In Rockhampton we stop off at Doblo’s fruit barn to stock up on fruit and vegies and of course we are obliged to have a quick run around Aldi and Dan Murphy’s for grey nomad essentials, bargains and booze. We meet the Prado’s out at the Gracemere turn off and head to Westwood. It’s dry scrubby country and typical of the Rockhampton region. Beside us there are coal trains and a large power station. I doubt that folks in the cities have any idea how much coal there is in Central Qld but it’s no wonder that it’s an environmental and political ‘hot potato’.

We turn south to Dululu then follow the Leichhardt Way to Banana where there’s a small park that’s perfect for lunch. Banana? Why on earth would anyone call a town in a dry and arid area Banana? Well, we soon learn that the town was named after a yellow bullock who worked in the area and because of his colouring was named Banana. When you think of it, it’s no sillier than naming a town after a politican, or even a Lord from another country. Melbourne comes to mind. Yep, Banana does have a certain whimsical ring to it.

Banana in Banana

Lunch and bananas devoured, it’s a short 15 minute drive west to Moura on the Dawson Highway. We pass the enormous open cut coal mine and we do have a giggle as we pass the sign for QNP. Back in 2014 we passed by here heading east and asked Double or Nuthin’ on the CB what QNP was. The voice of a truckie came on the air and said “Qld Nitro Plant”. “Nitro?” we said. “Fxxxin’ fertilizer mate!” said the voice and we laughed all the way to the coast. Lesson learned.

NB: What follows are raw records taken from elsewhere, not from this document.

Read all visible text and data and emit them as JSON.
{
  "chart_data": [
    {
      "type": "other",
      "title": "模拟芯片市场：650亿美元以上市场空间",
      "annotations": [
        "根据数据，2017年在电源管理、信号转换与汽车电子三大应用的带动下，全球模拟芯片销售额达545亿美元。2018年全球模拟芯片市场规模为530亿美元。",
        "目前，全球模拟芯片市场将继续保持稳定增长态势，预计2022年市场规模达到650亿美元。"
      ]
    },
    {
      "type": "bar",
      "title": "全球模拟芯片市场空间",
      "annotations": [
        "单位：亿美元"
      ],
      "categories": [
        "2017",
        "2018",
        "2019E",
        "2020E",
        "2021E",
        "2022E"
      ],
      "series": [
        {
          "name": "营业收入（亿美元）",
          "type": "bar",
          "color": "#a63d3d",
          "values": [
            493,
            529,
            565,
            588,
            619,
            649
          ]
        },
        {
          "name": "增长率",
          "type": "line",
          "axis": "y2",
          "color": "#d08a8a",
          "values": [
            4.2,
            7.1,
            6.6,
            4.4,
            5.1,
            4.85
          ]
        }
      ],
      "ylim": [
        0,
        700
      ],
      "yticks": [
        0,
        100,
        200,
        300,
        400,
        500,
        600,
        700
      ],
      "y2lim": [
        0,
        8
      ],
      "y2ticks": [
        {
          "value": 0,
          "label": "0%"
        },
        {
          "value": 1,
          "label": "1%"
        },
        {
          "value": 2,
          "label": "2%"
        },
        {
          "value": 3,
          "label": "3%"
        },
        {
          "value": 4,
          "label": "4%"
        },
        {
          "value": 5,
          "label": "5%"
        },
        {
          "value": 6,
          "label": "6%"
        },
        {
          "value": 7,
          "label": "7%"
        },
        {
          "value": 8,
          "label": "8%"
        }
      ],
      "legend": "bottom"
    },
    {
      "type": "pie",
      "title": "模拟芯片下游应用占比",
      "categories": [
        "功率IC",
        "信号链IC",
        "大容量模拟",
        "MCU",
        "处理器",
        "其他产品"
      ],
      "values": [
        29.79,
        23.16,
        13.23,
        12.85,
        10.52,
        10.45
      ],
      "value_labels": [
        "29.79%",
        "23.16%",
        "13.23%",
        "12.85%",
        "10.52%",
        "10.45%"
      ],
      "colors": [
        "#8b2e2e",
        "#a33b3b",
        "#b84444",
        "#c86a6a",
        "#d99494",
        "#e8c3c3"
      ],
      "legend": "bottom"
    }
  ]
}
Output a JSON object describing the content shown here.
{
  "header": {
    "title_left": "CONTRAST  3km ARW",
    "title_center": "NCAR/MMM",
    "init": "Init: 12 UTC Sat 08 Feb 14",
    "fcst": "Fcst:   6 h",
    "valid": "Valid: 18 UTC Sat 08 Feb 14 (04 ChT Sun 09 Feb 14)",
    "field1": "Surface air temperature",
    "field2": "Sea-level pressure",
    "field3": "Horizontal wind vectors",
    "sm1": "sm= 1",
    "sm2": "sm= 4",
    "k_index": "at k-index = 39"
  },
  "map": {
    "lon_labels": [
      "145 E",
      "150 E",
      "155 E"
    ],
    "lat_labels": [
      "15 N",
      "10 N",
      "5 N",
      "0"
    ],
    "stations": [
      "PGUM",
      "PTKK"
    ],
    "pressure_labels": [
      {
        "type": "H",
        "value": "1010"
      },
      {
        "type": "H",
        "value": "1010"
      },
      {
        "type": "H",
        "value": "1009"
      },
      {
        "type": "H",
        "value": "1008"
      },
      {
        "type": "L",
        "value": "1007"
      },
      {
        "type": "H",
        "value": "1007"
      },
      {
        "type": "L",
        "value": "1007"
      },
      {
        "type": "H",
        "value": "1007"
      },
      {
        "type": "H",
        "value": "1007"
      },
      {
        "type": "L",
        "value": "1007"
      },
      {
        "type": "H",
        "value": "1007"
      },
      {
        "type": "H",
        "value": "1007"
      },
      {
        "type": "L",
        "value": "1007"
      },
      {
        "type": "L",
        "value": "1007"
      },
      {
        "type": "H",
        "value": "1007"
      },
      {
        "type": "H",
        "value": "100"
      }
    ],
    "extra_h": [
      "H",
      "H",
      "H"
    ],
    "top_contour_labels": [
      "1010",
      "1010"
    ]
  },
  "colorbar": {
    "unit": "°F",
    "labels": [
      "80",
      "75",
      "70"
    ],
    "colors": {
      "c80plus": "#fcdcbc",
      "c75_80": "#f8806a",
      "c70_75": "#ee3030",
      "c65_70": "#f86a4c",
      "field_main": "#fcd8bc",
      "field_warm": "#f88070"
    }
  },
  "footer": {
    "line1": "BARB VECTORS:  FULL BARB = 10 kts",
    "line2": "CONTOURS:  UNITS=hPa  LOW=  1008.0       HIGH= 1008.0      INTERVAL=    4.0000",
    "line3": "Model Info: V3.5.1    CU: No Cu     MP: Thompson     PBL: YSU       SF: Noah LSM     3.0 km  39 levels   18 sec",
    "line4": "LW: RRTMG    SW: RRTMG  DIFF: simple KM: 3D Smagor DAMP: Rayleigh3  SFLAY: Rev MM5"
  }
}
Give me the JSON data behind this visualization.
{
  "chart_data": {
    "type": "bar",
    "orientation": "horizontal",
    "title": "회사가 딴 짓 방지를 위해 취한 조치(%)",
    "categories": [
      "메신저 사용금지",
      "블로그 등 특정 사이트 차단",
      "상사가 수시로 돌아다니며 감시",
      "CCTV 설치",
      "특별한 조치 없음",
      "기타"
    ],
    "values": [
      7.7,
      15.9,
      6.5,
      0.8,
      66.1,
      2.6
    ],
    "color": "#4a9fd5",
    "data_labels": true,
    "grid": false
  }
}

Coal mine tailings at Moura

Back to the present, we pull into the Moura Rotary Park in the heart of town. The toilets are clean and there are plenty of shady spots. The park is decorated with old mining equipment and we’re beside an enormous scoop thingie that’s almost as big as the van. It’s a dragline bucket and the thing that dragged it must have been enormous.

Dragline bucket, Moura
The land of big things

We walk the few metres into the heart of town past the painted water tower and try to ignore the water supply shed in front of it. Let’s pretend it’s not there, eh? There’s a stirring memorial to the dozens of miners who have been killed in accidents here. We have a drink at the Coal & Cattle pub before returning to a sunny spot behind the vans for Happy Hour. Drinks in hand we’re facing the mining camp across the road. It has a huge modern canteen and rows and rows of dongas (container style accommodation). El Prado waves to every car that passes. “Gee they’re friendly” he says. We’re laughing our heads off because those young blokes are probably themselves laughing at the old grannies drinking and waving in the park.

Nice tower, shame about the shed.
Miners memorial at Moura

We throw together snags and a rice salad as we try to get something out of the TV, to no avail. But, there is a gorgeous red sunset that silhouettes the town and there’s not much on tele other than Covid. Of course, Woody can’t hear much anyway.

We, no I, fall asleep to traffic noise for the first time in 6 weeks, I’m missing the curlews already. Woody has his hearing aids out.

Accom: 10.00 toilets and water at the tap

Towing Kms: 246kms

On the road again, this time heading south west to Moura (Source: WikiCamps)

7 thoughts on “Capricorn Dancers, Day 91 – Where bananas don’t grow

  1. I know what you mean about settling into a relaxed and warm daily routine in the one place, and finding it hard to leave – Forrest Beach, a bit further north has done that for us. Glad you went via Westwood – we made the mistake of taking the Mt Magnet road, once, and then got detoured via the longest, steepest uphill climb we’ve ever done!


    1. You know I was pondering the situation during yesterday’s Covid walk. Although a large percentage of our population is still in lockdown it only equates to a small area of the country. Basically only NSW and Vic. When all of this is over it will be a fascinating task for those whose job it is to determine which country, state, county, local govt area etc got the handling right.